Así las cosas, el amor se estanca, aparecen los celos y las dudas, pero, finalmente, casi a su pesar, el cuerpo se entrega. El primer encuentro entre Sara y François es bellísimo: les oyes respirar, casi puedes oler cómo se tocan. A ese cine sensitivo, tan propio de Denis, le corresponden también vacíos, elipsis abruptas que tensionan el relato hasta hacernos dudar de su temporalidad, porque a la promesa de fidelidad y a la traición les separa un simple corte de montaje. «No es un proceso psicológico, es visceral, imprevisible, saca el animal que llevas dentro», confiesa Binoche. La separación es, por tanto, esa bengala que quema pero que los personajes no pueden dejar de sostener, y las escenas de pelea, reconciliación y vuelta a pelear están construidas de la misma manera, repitiéndose como un bucle que perderá su centro de gravedad sin avisar. Por desgracia, Denis saca al relato de su confinamiento amoros una subtrama que introduce el debate social sobre la identidad racial y la xenofobia de un modo un tanto torpe. Quentin Dupieux solo comparte con Denis su amor por lo irracional, pero sus apuestas, que siempre sacan adelante con ingenio las premisas más imposibles (un neumático asesino, una mosca gigante como mascota, una chaqueta de piel de ante demiúrgica), son tan afines a la política de un cine «low fi» como lo es «Both Side of the Blades».
«Increíble pero cierto», que se presentó en la sección Berlinale Special, cuenta la historia de un matrimonio que compra una casa muy singular: si bajas por un túnel que hay en el sótano, apareces en el piso superior doce horas antes y tres días más joven. Puede parecer una idea robada de Charlie Kaufman, pero esta peculiar máquina del tiempo solo conduce a una crisis de pareja que entiende la vida de manera opuesta. La película podría interpretarse como una metáfora del modo en que la pandemia ha cambiado nuestra concepción de la existencia, unos intentando recuperar el tiempo que hemos perdido, otros conformándonos con el que nos queda. Pero a Dupieux, que adereza el relato con excéntricas derivas de una sana grosería –ahí aparecen, por ejemplo, las desventuras de un machito con un implante de pene electrónico–, no le interesan, por fortuna, las declaraciones de principios. Desaliñada y descarada, «Increíble pero cierto» prefiere conducir esa premisa hacia el terreno impredecible de la tragedia surrealista, hasta el punto de que, en tu tercer acto, elimina diálogos para optar por un brillante montaje musical, y concluye con un explícito homenaje a Luis Buñuel, el verdadero maestro que agita este cóctel bizarro.

Un cantante melódico en el vertedero

Afirma Ulrich Seidl que “Rimini” es una película sobre la búsqueda de la felicidad y la necesidad de dejar atrás el pasado. No se dejen engañar, porque seguimos en el planeta Seidl, tan afín a la literatura de su compatriota, el austríaco Thomas Bernhard, como a la electricidad estática del teatro de la crueldad. Cierto que la trama de “Rimini” invita a pensar que Seidl se habrá ablandado un poco, con ese cantante melódico en horas muy bajas (extraordinario Michael Thomas) que, mientras se gana la vida entre turistas alemanes y austríacos en temporada baja y ofrece sus servicios como gigoló a maduras decadentes, recibe la visita de su hija, que le reclama toda la pasta que le debe tras años de abandono. Richie Bravo, que así se llama el tipo, es alcohólico, racista y patético, pero da la impresión de que Seidl le tiene una cierta simpatía, así como a su padre, simpatizante nazi encerrado en un geriátrico.

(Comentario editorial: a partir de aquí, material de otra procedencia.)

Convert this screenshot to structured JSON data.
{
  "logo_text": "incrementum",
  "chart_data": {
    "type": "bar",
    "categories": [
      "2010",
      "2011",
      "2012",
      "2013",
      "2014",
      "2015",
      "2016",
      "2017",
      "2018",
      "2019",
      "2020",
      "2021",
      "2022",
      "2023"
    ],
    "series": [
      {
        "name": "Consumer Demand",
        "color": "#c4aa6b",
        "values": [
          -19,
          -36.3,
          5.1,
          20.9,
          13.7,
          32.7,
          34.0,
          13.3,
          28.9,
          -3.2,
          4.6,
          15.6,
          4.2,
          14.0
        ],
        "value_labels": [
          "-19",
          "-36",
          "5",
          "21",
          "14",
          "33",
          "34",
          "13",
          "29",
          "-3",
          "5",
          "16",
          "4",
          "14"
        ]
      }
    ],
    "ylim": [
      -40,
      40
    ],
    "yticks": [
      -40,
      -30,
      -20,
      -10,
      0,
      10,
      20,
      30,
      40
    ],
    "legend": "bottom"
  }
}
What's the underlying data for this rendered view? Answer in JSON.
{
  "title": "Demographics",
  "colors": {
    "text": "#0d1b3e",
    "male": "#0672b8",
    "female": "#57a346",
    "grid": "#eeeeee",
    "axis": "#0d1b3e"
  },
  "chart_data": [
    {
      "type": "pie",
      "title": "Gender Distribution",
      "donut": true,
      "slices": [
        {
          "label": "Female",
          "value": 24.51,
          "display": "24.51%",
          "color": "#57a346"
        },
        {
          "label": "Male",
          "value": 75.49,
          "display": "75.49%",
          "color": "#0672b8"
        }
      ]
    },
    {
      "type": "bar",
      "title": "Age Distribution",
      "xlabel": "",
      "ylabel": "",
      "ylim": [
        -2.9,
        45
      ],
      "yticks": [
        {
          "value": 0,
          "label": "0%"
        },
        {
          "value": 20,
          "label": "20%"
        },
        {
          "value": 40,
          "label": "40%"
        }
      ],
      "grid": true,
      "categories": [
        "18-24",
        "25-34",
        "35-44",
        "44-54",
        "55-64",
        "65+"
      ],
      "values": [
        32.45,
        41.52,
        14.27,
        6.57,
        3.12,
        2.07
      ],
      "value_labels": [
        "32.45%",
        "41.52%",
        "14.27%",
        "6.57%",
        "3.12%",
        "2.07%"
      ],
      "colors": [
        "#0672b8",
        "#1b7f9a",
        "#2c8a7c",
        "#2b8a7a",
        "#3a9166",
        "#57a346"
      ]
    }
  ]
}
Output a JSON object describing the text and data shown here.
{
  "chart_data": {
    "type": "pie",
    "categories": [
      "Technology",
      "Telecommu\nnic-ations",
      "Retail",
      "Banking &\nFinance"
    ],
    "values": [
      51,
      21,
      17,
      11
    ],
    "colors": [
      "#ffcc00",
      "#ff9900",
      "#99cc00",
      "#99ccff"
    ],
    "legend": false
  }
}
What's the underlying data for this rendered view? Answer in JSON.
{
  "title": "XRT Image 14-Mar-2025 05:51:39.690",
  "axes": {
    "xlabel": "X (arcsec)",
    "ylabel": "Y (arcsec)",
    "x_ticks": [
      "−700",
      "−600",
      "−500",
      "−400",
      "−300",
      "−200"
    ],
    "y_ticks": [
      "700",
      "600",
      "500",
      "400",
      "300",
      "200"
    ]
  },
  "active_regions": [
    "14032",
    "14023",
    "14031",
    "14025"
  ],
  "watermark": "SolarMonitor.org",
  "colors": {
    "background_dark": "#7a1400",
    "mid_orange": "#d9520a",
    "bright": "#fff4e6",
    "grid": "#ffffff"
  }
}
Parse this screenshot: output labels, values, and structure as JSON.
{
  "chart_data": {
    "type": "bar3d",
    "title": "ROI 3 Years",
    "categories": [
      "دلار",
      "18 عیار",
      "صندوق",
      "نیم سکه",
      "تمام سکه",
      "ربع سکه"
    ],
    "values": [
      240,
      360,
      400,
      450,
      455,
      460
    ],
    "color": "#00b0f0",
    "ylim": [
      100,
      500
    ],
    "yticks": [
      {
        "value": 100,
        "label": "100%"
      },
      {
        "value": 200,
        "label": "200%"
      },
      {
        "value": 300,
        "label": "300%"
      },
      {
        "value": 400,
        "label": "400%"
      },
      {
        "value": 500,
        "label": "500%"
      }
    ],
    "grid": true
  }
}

La ambigüedad moral e ideológica del cineasta austríaco se impone a una deriva melodramática que, en un giro previsible pero algo forzado, devuelve a la película a su lugar simbólico, que es el de una ciudad turística italiana que parece un tanatorio de Albania donde los xenófobos serán castigados con su peor pesadilla. A “Rimini”, eso sí, le sobran unas cuantas canciones desoladas. Veremos cómo combina con “Sparta”, la segunda parte de un díptico que Seidl está montando, y está protagonizada por el hermano de Richie Bravo. Será, seguro, más interesante que la convencional, trillada “Rabiye Kurnaz vs. George Bush”, en la que Andreas Dresen se mete en el jardín de Guantánamo a partir del caso real de Murat Kurnaz, alemán de ascendencia turca que fue detenido, torturado y finalmente liberado después de pasar cinco años en la prisión de alta seguridad cubana.